Più che una scelta, sembra quasi un atto di fede che ha radici antichissime. Ecco perché tracciare una Storia del vegetarianismo dall’antica Grecia a Internet, come ha fatto Erica Joy Mannucci (La cena pitagorica, Carocci, pagg. 160, euro 13,50), non è affatto semplice. Certo è però che da sempre le motivazioni affondano in origini assai lontane, a metà strada fra letteratura e filosofia: «Tra la fine dell’Ottocento e l’inizio del Novecento, ad esempio, non pochi vegetariani, ormai attivisti organizzati in associazioni, affermavano di essere stati persuasi dalle opere di Shelley, così come per secoli i loro predecessori - individui o piccole comunità - avevano trovato nei versi su Pitagora delle Metamorfosi di Ovidio o nella prosa di Plutarco la definizione dei propri sentimenti».

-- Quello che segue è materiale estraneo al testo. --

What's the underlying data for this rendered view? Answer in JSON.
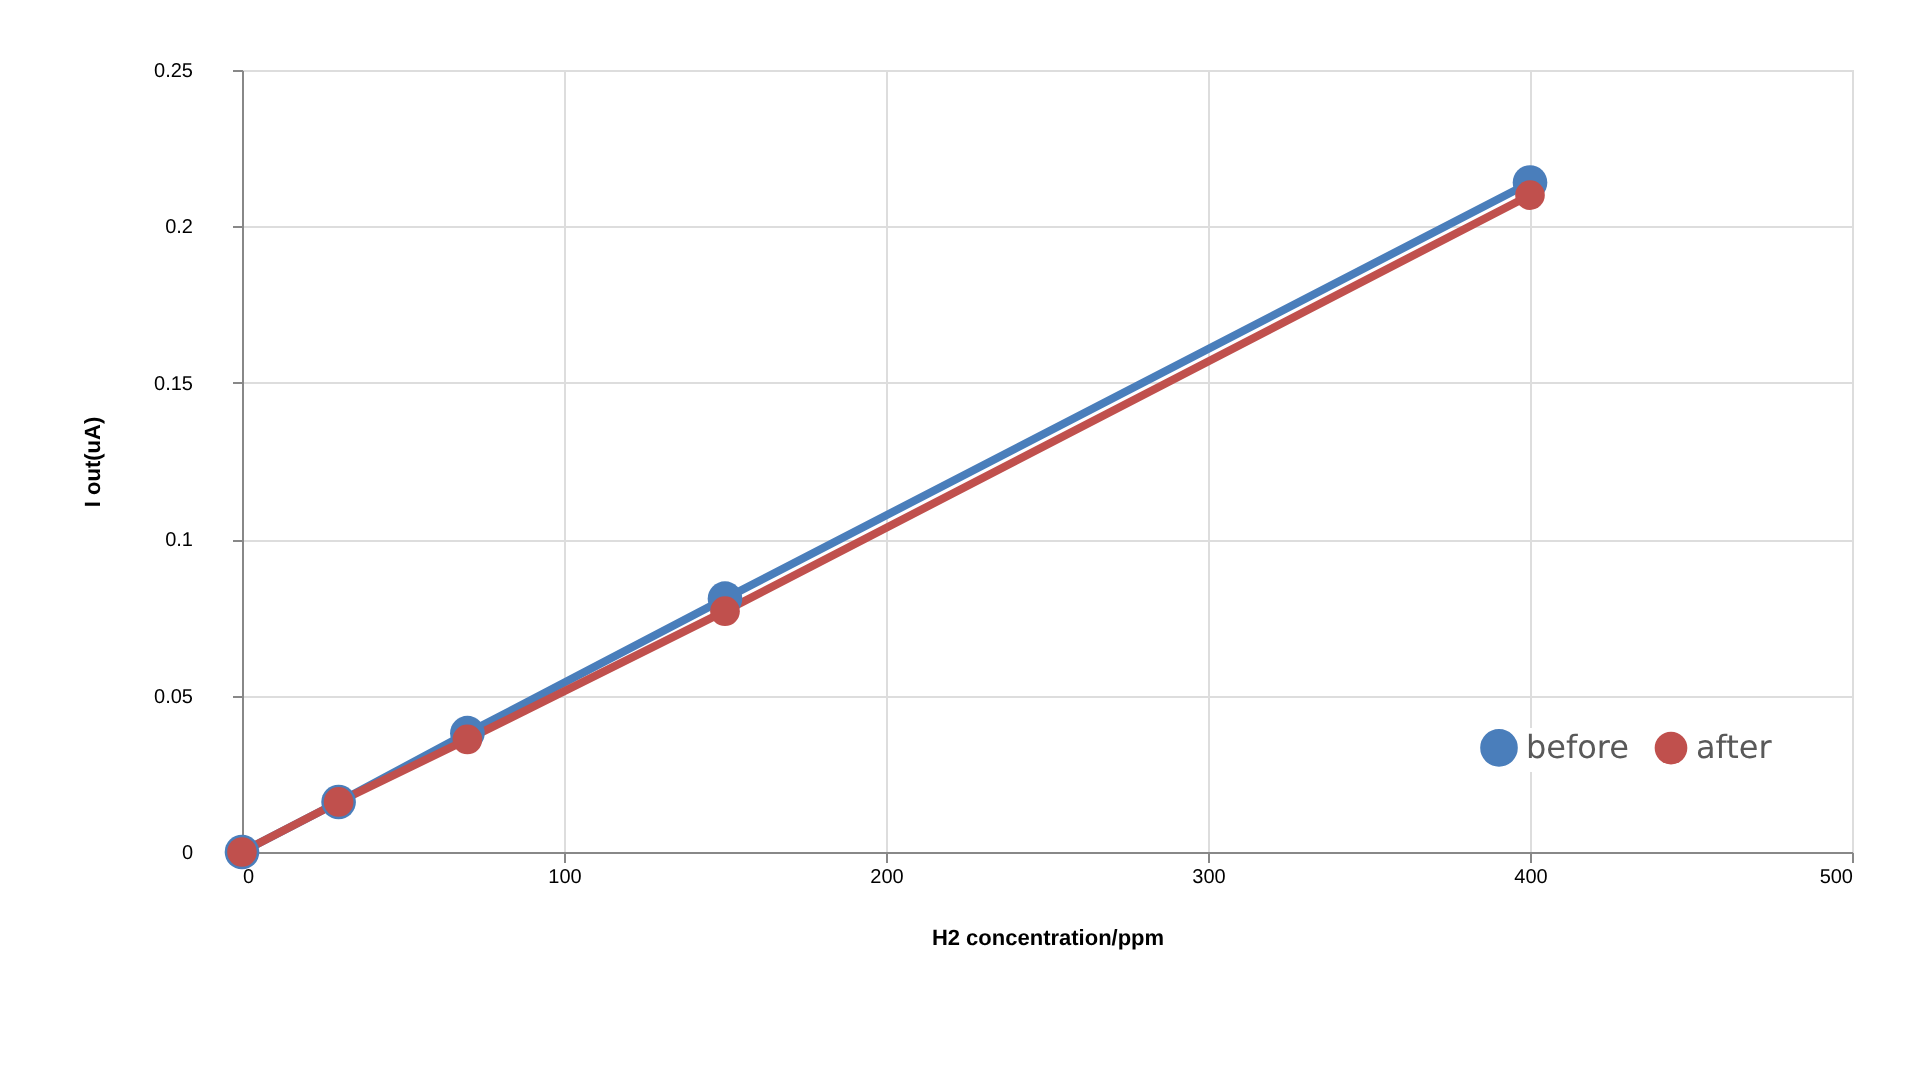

Ma il vegetarianismo è pur sempre una scelta: come scrive Michael Pollan in Il dilemma dell’onnivoro (Adelphi, pagg. 487, euro 28, trad. Luigi Civilleri): «L’uomo - come il ratto - resta infatti un animale onnivoro» e «gode del piacere innato della varietà». Per questo, «gli umani devono dedicare un bel po’ di tempo e di materia grigia per cercare di capire quali piatti, tra gli innumerevoli offerti dalla natura, si possono mangiare senza rischi». L’onnivoro, difatti, «ha bisogno di sapere, sui propri appetiti e sui propri meccanismi adattativi, almeno quanto ne sanno gli strateghi dell’industria alimentare».
Un patrimonio di informazioni necessario ma anche, come ricorda Luciano Sterpellone in A pranzo con la storia (Sei, pagg. 330, euro 14), una domanda che gli uomini si sono posti sempre, dall’epoca delle «colonie assire fino a quella dei moderni fast-food».